= European Initiative for Sustainable Development in Agriculture =

Group of seven national associations

The European Initiative for Sustainable Development in Agriculture (EISA) e.V. is an organisation of national agricultural associations from seven Member States of the European Union as full members and six European organisations of the farm supply chain as associated members. EISA aims at the further development of integrated farming in Europe and at a growing implementation of integrated farming throughout European agriculture.

== Organisation and Members ==
EISA e.V. was founded in Bonn, Germany, in 2001 according to German association law.

Member organisations include:
- France (FARRE, Forum des Agriculteurs Responsables Respectueux de l'Environnement)
- Luxembourg (FILL, Förderverein Integrierte Landbewirtschaftung Luxemburg)
- Germany (FML, Forum Moderne Landwirtschaft e.V.)
- Hungary (GOSZ, Grain Producers' Association-Hungary)
- United Kingdom (LEAF, Linking Environment And Farming)
- Sweden (OiB, Odling i Balans)
- The Netherlands (Skylark Foundation, Stichting Veldleeuwerik)

ECPA (European Crop Protection Association), ELO (European Landowners Organization), FEFAC (European Feed Manufacturers' Federation), Fertilizers Europe, IFAH-Europe (International Federation of Animal Health-Europe) as well as SAI-Platform (Sustainable Agriculture Initiative Platform) are associated EISA members.

== Purpose ==
The purpose of the Association is:
- to establish and promote dialogue on sustainable agriculture,
- to support and develop sustainable agriculture at European level through the implementation of integrated farming,
- to bring together a broad range of organisations in Europe to support and develop sustainable agriculture as well as practical, progressive and modern farming methods.
The "EISA Integrated Farming Framework" is one focal point of the organisation's activities. Further activities include intensive participation in European stakeholder dialogues and workshops as well as publicity measures on integrated farming on the European level.
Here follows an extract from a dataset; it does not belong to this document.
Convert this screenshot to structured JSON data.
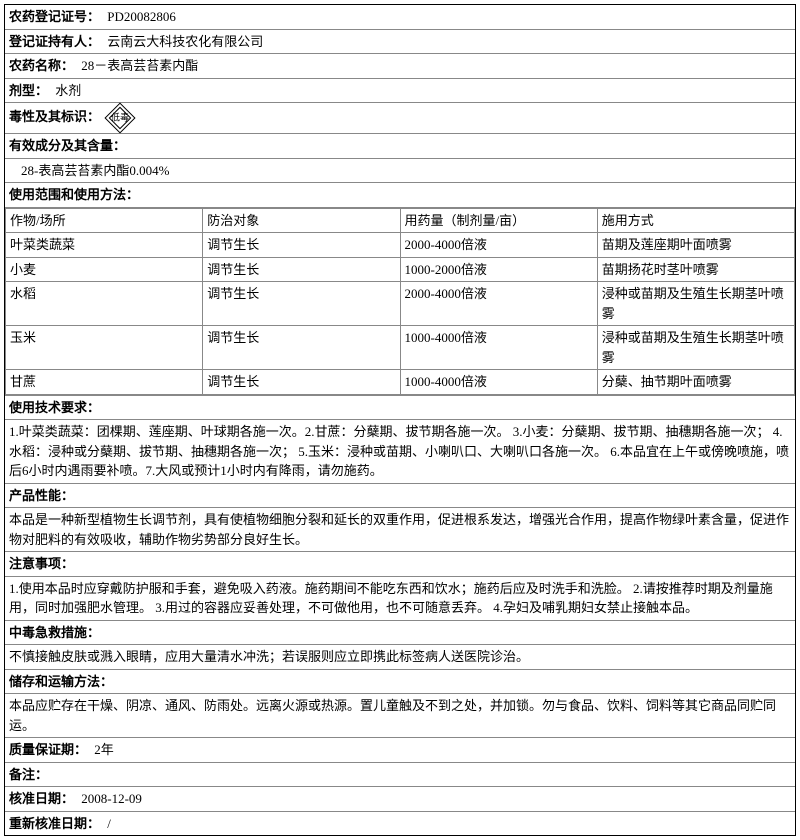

== EISA Integrated Farming Framework ==
A first working paper on such a European definition and characterisation of integrated farming was presented by EISA in July 2003. Following discussions with a wide range of European experts, a second draft was published in November 2005, and the fine-tuned full paper in September 2006. However, following EISA's understanding of integrated farming as an equally holistic and dynamic system, EISA members have decided to review and update the framework on a regular basis. Updated versions were since presented in September 2009 and in February 2012.

In this detailed guideline, integrated farming is characterised as sustainable production system which allows farmers to optimise their farm management, to raise further awareness and continually improve everyday practice on farm in order to meet future environmental, economic and social challenges and hence achieve parallel progress in all dimensions of sustainable development.

== Publications ==
- EISA – A Common Codex for Integrated Farming;
- ilu & EISA – Indicators for a Sustainable Development in Agriculture, 2002;
- ilu & EISA – Strategies for Sustainability from an Economic Point of View, 2002;
- EISA – Success Stories of Integrated Farming in Europe, 2004;
- EISA – EISA Integrated Farming Framework, 2012;
- EISA – Sustainable Agriculture: What is it all about? 2012;
- Fertilizers Europe & EISA – Integrated Farming, A holistic system, 2013.